Pada akhirnya kepala polisi pekalongan mengutus beberapa petugas ke 
Jogja untuk mengembalikan rebuwes tanpa mengikut sertakan Brigadir 
Royadin.
Usai mendapat marah , Brigadir Royadin bertugas seperti biasa , satu 
minggu setelah kejadian penilangan, banyak teman temannya yang 
mentertawakan bahkan ada isu yang ia dengar dirinya akan dimutasi ke 
pinggiran kota pekalongan selatan.
Suatu sore , saat belum habis jam dinas , seorang kurir datang 
menghampirinya di persimpangan soko yang memintanya untuk segera kembali
 ke kantor.

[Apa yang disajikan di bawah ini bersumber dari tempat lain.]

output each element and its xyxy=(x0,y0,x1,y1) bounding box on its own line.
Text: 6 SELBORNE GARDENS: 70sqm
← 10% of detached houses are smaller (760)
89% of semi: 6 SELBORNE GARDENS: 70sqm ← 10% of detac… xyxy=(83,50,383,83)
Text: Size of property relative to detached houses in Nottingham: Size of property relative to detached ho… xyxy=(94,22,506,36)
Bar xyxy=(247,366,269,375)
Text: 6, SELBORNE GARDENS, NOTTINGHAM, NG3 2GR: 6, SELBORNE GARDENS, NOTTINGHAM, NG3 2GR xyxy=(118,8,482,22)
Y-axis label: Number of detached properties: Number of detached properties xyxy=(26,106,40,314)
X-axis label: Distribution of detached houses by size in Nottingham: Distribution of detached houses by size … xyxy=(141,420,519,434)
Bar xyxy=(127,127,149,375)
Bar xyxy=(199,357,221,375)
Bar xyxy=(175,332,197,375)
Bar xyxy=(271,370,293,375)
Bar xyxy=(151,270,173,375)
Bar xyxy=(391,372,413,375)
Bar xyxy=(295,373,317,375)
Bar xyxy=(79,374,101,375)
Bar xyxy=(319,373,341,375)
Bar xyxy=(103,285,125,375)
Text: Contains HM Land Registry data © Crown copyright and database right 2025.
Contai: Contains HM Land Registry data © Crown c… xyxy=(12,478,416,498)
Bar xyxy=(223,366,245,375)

Sesampai di kantor beberapa polisi menggiringnya keruang 
komisaris yang saat itu tengah menggengam selembar surat.
“Royadin….minggu depan kamu diminta pindah !” lemas tubuh Royadin , ia 
membayangkan harus menempuh jalan menanjak dipinggir kota pekalongan 
setiap hari , karena mutasi ini, karena ketegasan sikapnya 
dipersimpangan soko .
“ Siap pak !” Royadin menjawab datar.
“Bersama keluargamu semua, dibawa!” pernyataan komisaris mengejutkan , 
untuk apa bawa keluarga ketepi pekalongan selatan , ini hanya merepotkan
 diri saja.
“Saya sanggup setiap hari pakai sepeda pak komandan, semua keluarga biar tetap di rumah sekarang !” Brigadir Royadin menawar.
“Ngawur…Kamu sanggup bersepeda pekalongan – Jogja ? pindahmu itu ke 
jogja bukan disini, sinuwun yang minta kamu pindah tugas kesana , 
pangkatmu mau dinaikkan satu tingkat.!” Cetus pak komisaris , disodorkan
 surat yang ada digengamannya kepada brigadir Royadin.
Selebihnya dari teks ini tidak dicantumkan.